- The Washington Times - Wednesday, July 6, 2011

The outgoing deputy commander of U.S. forces in Afghanistan said Wednesday that the planned pullout of U.S. troops poses a minimal risk to gains against Taliban insurgents, as violence in the country has increased.

“We can achieve sufficient stability across Afghanistan by 2014,” Lt. Gen. David Rodriguez told reporters at the Pentagon by video link from Kabul, referring to the announced drawn down of 33,000 troops set to begin this month.

The general, who will be leaving his post next month, said the troop cut announced by President Obama two weeks ago will not negatively affect Afghanistan’s security.

Some 70,000 new recruits will be added to Afghan national security forces by the summer of 2012, brining the total number to more than 350,000, he said.

“It’s the growing capacity of the Afghan national security forces and the strengthening of their organizations that enable us to continue the momentum without increasing the risk by a significant level,” the three-star general said. “We’ve begun the process of working ourselves out of a job.”
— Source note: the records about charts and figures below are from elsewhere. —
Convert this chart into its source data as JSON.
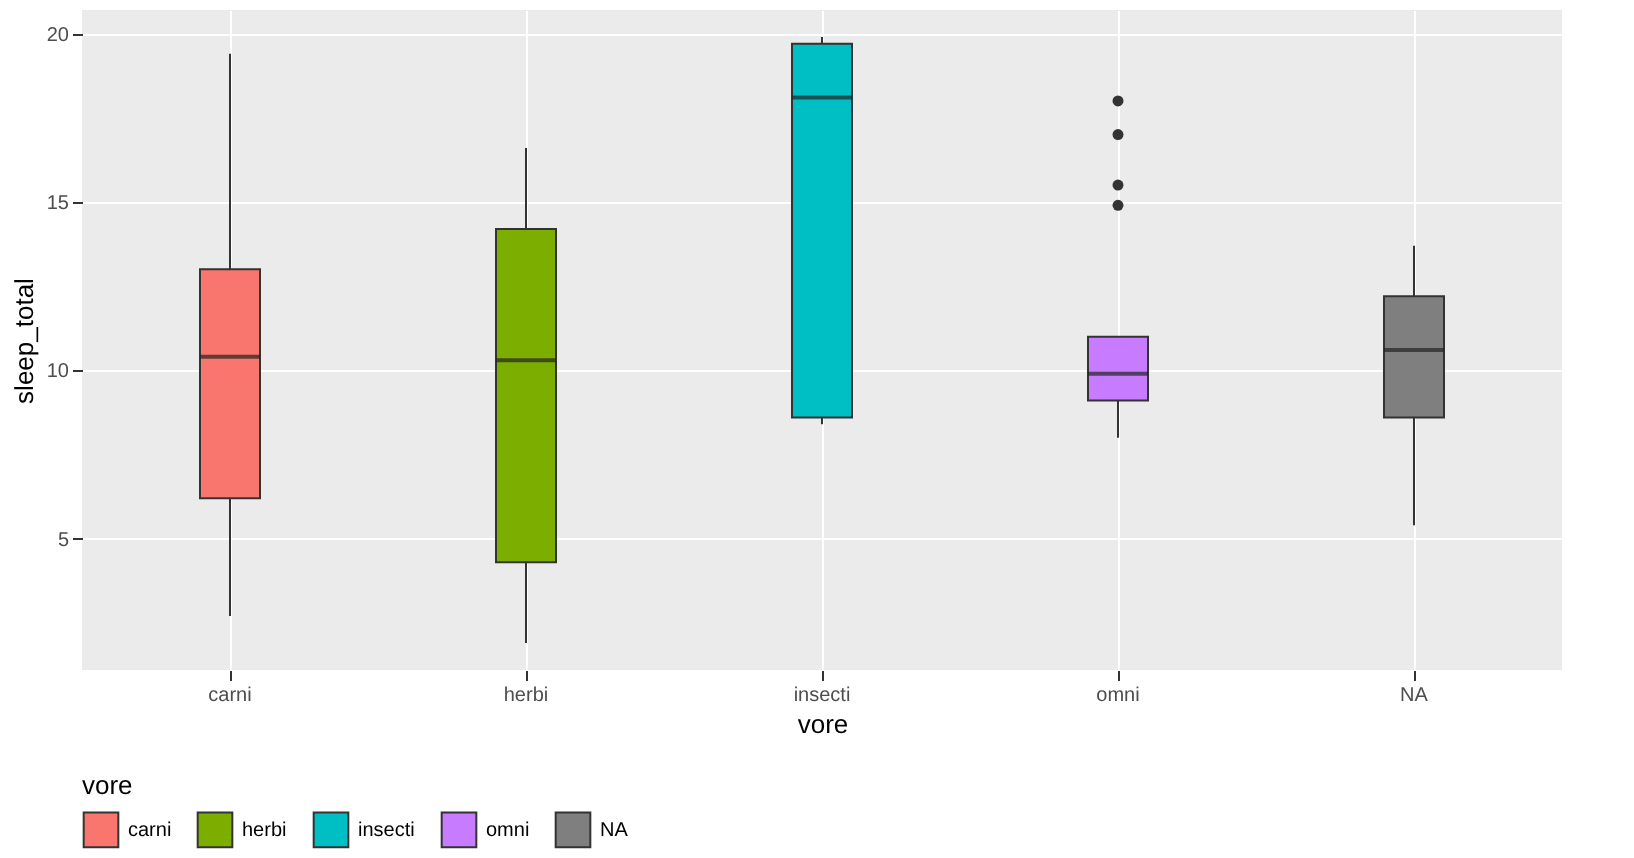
{
  "chart_data": {
    "type": "box",
    "xlabel": "vore",
    "ylabel": "sleep_total",
    "legend_title": "vore",
    "categories": [
      "carni",
      "herbi",
      "insecti",
      "omni",
      "NA"
    ],
    "series": [
      {
        "name": "carni",
        "color": "#f8766d",
        "boxes": [
          {
            "low": 2.7,
            "q1": 6.2,
            "median": 10.4,
            "q3": 13.0,
            "high": 19.4
          },
          null,
          null,
          null,
          null
        ]
      },
      {
        "name": "herbi",
        "color": "#7cae00",
        "boxes": [
          null,
          {
            "low": 1.9,
            "q1": 4.3,
            "median": 10.3,
            "q3": 14.2,
            "high": 16.6
          },
          null,
          null,
          null
        ]
      },
      {
        "name": "insecti",
        "color": "#00bfc4",
        "boxes": [
          null,
          null,
          {
            "low": 8.4,
            "q1": 8.6,
            "median": 18.1,
            "q3": 19.7,
            "high": 19.9
          },
          null,
          null
        ]
      },
      {
        "name": "omni",
        "color": "#c77cff",
        "boxes": [
          null,
          null,
          null,
          {
            "low": 8.0,
            "q1": 9.1,
            "median": 9.9,
            "q3": 11.0,
            "high": 11.0,
            "outliers": [
              14.9,
              15.5,
              17.0,
              18.0
            ]
          },
          null
        ]
      },
      {
        "name": "NA",
        "color": "#7f7f7f",
        "boxes": [
          null,
          null,
          null,
          null,
          {
            "low": 5.4,
            "q1": 8.6,
            "median": 10.6,
            "q3": 12.2,
            "high": 13.7
          }
        ]
      }
    ],
    "ylim": [
      1.1,
      20.7
    ],
    "yticks": [
      5,
      10,
      15,
      20
    ],
    "grid": true,
    "legend": "bottom"
  }
}
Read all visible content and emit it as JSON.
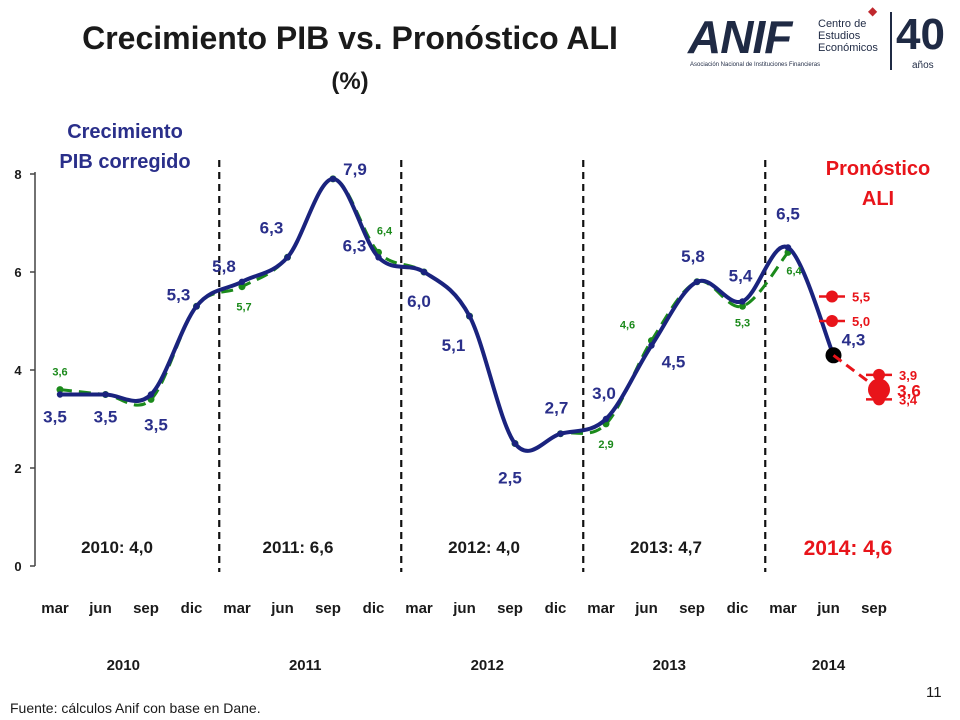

Despite the positive signs, Gen. Rodriguez said he remained cautious, noting that progress against the Taliban “is still fragile and reversible,” a phrase echoed by multiple ISAF commanders in the lead-up to the president’s troop decision.

“We’ve still got a little bit more way to go,” Gen. Rodriguez said. “We will stay the course with a plan and not chase transition.”

The recent insurgent attack on Kabul’s Intercontinental Hotel was a sign of the growing strength of Afghan security forces, Gen. Rodriguez said. The Afghans prevented the deaths of hundred of people in countering the attack, he said.

“Each day, [Afghan forces] are taking on greater responsibility and helping prevent spectacular attacks across the country,” he said.

The attack on the hotel, housing mainly wealthy Afghans and foreigners, lasted six hours, and was ended when NATO helicopters killed three insurgents on the hotel’s roof.

The troop drawdown comes in a year marked by increased violence by the Taliban and other insurgent groups, a situation that Gen. Rodriguez saw as a sign of their desperation.

“In places where we focused our energy, [attacks] are down,” he said. “There is a significant increase in direct fire attacks that are very ineffective.”

The reason violence was not dying down as quickly as in Iraq, he said, was because Iraq’s insurgency was based in towns and cities, while the Afghan insurgents are in rural regions.

The general said that during the drawdown, troops will be moved across the country. Some units will be leaving while others deploy to the east near the Pakistani border, where Taliban forces have been regrouping after coalition offensives in the southern provinces for the past two years.

Pakistani forces launched an attack Wednesday on North Waziristan, hitting insurgents on their side of the border.

Gen. Rodriguez said the first stage of the troop drawdown will begin later this month. Three battalions based in different parts of the country will finish their deployment and will not be replaced.

In addition to bolstering local military forces, Gen. Rodriguez also said the success of the U.S. mission depends on supporting the Afghan government.

“What is most critical is that we support good Afghan leaders,” he said, “and inspire other leaders to join in helping create a hopeful future.”

Gen. Rodriguez said that outside influences, such as Iran, have not increased efforts within the country since the announcement of the drawdown, noting that arms trafficking across the Iranian border remained “pretty consistent for the last several years.”